3) Our particular van seems to have a real issue with slow draining shower tray. Don't know if it's an inherent design fault, issue with build of our particular van, or if the pipe was disturbed/re-routed when we had towbar fitted. Because we do sometimes use CLs, I've fixed that now by disconnecting the pipe to the grey tank and putting a straight pipe out to ground (put bucket under when we use). However I hadn't when we were at Castlerigg.

Toilet :
For the benefit of whichever of us have the pleasure of emptying, we agreed to ban number 2s unless stomach upsets/urgent needs are involved.

Paul


----------



## Walton (Nov 22, 2006)

Just like to thank everyone who posted a reply to my request.

We are now happly planning our holiday!!!!!! and it's low season as well!!!!!

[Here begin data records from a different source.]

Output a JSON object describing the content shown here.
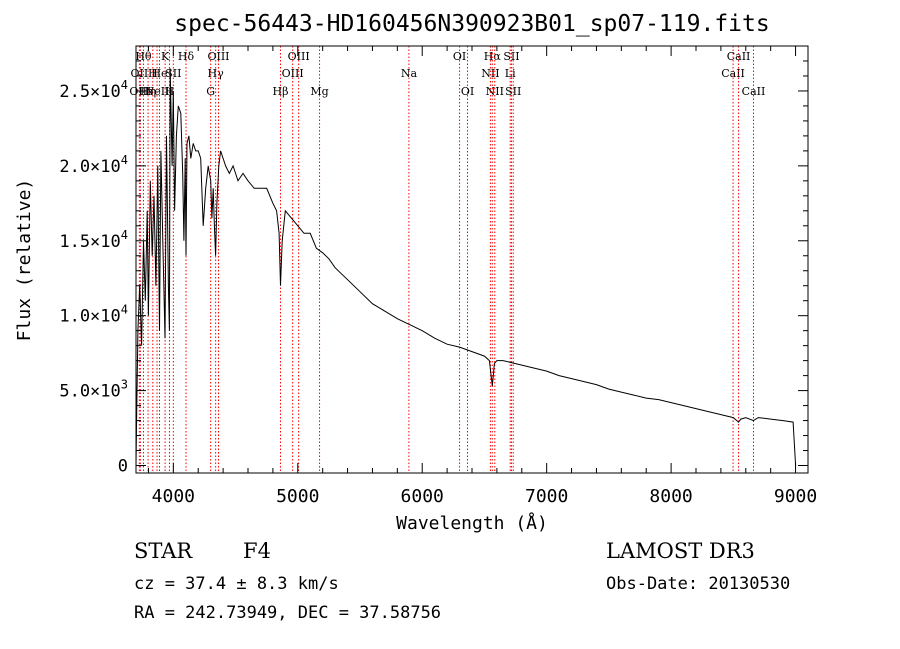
{
  "chart_data": {
    "type": "line",
    "title": "spec-56443-HD160456N390923B01_sp07-119.fits",
    "xlabel": "Wavelength (Å)",
    "ylabel": "Flux (relative)",
    "xlim": [
      3700,
      9100
    ],
    "ylim": [
      -500,
      28000
    ],
    "x_ticks": [
      4000,
      5000,
      6000,
      7000,
      8000,
      9000
    ],
    "y_ticks": [
      {
        "value": 0,
        "mantissa": "0",
        "exponent": ""
      },
      {
        "value": 5000,
        "mantissa": "5.0×10",
        "exponent": "3"
      },
      {
        "value": 10000,
        "mantissa": "1.0×10",
        "exponent": "4"
      },
      {
        "value": 15000,
        "mantissa": "1.5×10",
        "exponent": "4"
      },
      {
        "value": 20000,
        "mantissa": "2.0×10",
        "exponent": "4"
      },
      {
        "value": 25000,
        "mantissa": "2.5×10",
        "exponent": "4"
      }
    ],
    "series": [
      {
        "name": "spectrum",
        "x": [
          3700,
          3705,
          3715,
          3730,
          3745,
          3760,
          3775,
          3790,
          3800,
          3815,
          3830,
          3845,
          3860,
          3875,
          3889,
          3900,
          3915,
          3933,
          3945,
          3960,
          3968,
          3975,
          3990,
          4000,
          4010,
          4025,
          4040,
          4060,
          4075,
          4085,
          4095,
          4102,
          4110,
          4125,
          4140,
          4160,
          4180,
          4200,
          4220,
          4240,
          4260,
          4280,
          4300,
          4310,
          4320,
          4330,
          4340,
          4350,
          4365,
          4380,
          4400,
          4420,
          4450,
          4480,
          4520,
          4560,
          4600,
          4650,
          4700,
          4750,
          4800,
          4830,
          4850,
          4861,
          4875,
          4900,
          4950,
          5000,
          5050,
          5100,
          5150,
          5200,
          5250,
          5300,
          5350,
          5400,
          5450,
          5500,
          5600,
          5700,
          5800,
          5900,
          6000,
          6100,
          6200,
          6300,
          6400,
          6500,
          6540,
          6563,
          6580,
          6600,
          6650,
          6700,
          6800,
          6900,
          7000,
          7100,
          7200,
          7300,
          7400,
          7500,
          7600,
          7700,
          7800,
          7900,
          8000,
          8100,
          8200,
          8300,
          8400,
          8500,
          8542,
          8560,
          8600,
          8662,
          8700,
          8800,
          8900,
          8980,
          9000
        ],
        "y": [
          0,
          3000,
          9000,
          12000,
          8000,
          15000,
          11000,
          17000,
          10000,
          19000,
          14000,
          18000,
          12000,
          20000,
          9000,
          21000,
          15000,
          8500,
          22000,
          12000,
          9000,
          26500,
          20000,
          25000,
          17000,
          22000,
          24000,
          23500,
          19500,
          15000,
          20500,
          14000,
          21500,
          22000,
          20500,
          21500,
          21000,
          21000,
          20500,
          16000,
          18500,
          20000,
          19000,
          16500,
          18500,
          16000,
          14000,
          17500,
          20000,
          21000,
          20500,
          20000,
          19500,
          20000,
          19000,
          19500,
          19000,
          18500,
          18500,
          18500,
          17500,
          17000,
          15500,
          12000,
          15000,
          17000,
          16500,
          16000,
          15500,
          15500,
          14500,
          14200,
          13800,
          13200,
          12800,
          12400,
          12000,
          11600,
          10800,
          10300,
          9800,
          9400,
          9000,
          8500,
          8100,
          7900,
          7600,
          7300,
          7000,
          5300,
          6800,
          7000,
          7000,
          6900,
          6700,
          6500,
          6300,
          6000,
          5800,
          5600,
          5400,
          5100,
          4900,
          4700,
          4500,
          4400,
          4200,
          4000,
          3800,
          3600,
          3400,
          3200,
          2900,
          3100,
          3200,
          3000,
          3200,
          3100,
          3000,
          2900,
          0
        ]
      }
    ],
    "lines": [
      {
        "wavelength": 3727,
        "label": "OII",
        "row": 1
      },
      {
        "wavelength": 3735,
        "label": "OIII",
        "row": 2
      },
      {
        "wavelength": 3760,
        "label": "Hθ",
        "row": 0
      },
      {
        "wavelength": 3797,
        "label": "Hη",
        "row": 2
      },
      {
        "wavelength": 3835,
        "label": "H",
        "row": 1
      },
      {
        "wavelength": 3869,
        "label": "NeII",
        "row": 2
      },
      {
        "wavelength": 3889,
        "label": "He",
        "row": 1
      },
      {
        "wavelength": 3934,
        "label": "K",
        "row": 0
      },
      {
        "wavelength": 3969,
        "label": "H",
        "row": 2
      },
      {
        "wavelength": 4000,
        "label": "SII",
        "row": 1
      },
      {
        "wavelength": 4102,
        "label": "Hδ",
        "row": 0
      },
      {
        "wavelength": 4300,
        "label": "G",
        "row": 2
      },
      {
        "wavelength": 4340,
        "label": "Hγ",
        "row": 1
      },
      {
        "wavelength": 4363,
        "label": "OIII",
        "row": 0
      },
      {
        "wavelength": 4861,
        "label": "Hβ",
        "row": 2
      },
      {
        "wavelength": 4959,
        "label": "OIII",
        "row": 1
      },
      {
        "wavelength": 5007,
        "label": "OIII",
        "row": 0
      },
      {
        "wavelength": 5175,
        "label": "Mg",
        "row": 2
      },
      {
        "wavelength": 5893,
        "label": "Na",
        "row": 1
      },
      {
        "wavelength": 6300,
        "label": "OI",
        "row": 0
      },
      {
        "wavelength": 6364,
        "label": "OI",
        "row": 2
      },
      {
        "wavelength": 6548,
        "label": "NII",
        "row": 1
      },
      {
        "wavelength": 6563,
        "label": "Hα",
        "row": 0
      },
      {
        "wavelength": 6583,
        "label": "NII",
        "row": 2
      },
      {
        "wavelength": 6707,
        "label": "Li",
        "row": 1
      },
      {
        "wavelength": 6717,
        "label": "SII",
        "row": 0
      },
      {
        "wavelength": 6731,
        "label": "SII",
        "row": 2
      },
      {
        "wavelength": 8498,
        "label": "CaII",
        "row": 1
      },
      {
        "wavelength": 8542,
        "label": "CaII",
        "row": 0
      },
      {
        "wavelength": 8662,
        "label": "CaII",
        "row": 2
      }
    ],
    "line_color": "#ff0000",
    "grid": false
  },
  "info": {
    "object_type": "STAR",
    "spectral_class": "F4",
    "survey": "LAMOST DR3",
    "cz": "cz = 37.4 ± 8.3 km/s",
    "obs_date": "Obs-Date: 20130530",
    "ra_dec": "RA = 242.73949, DEC =  37.58756"
  }
}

We are still open for ideas!!!

Thank

Walton


----------



## thames24 (May 25, 2009)

*lake camp*

Hill of Oaks, on Windermere is one of our favourites. It has it's own very small beach and three launch jetties. No bar or restaurant, but there's a large campsite across the road from Hill of Oaks that has.


----------



## teemyob (Nov 22, 2005)

*Hills*

Off to Hill of Okas soon so glad to hear good reviews. Shame the pub ai't so close.

TM


----------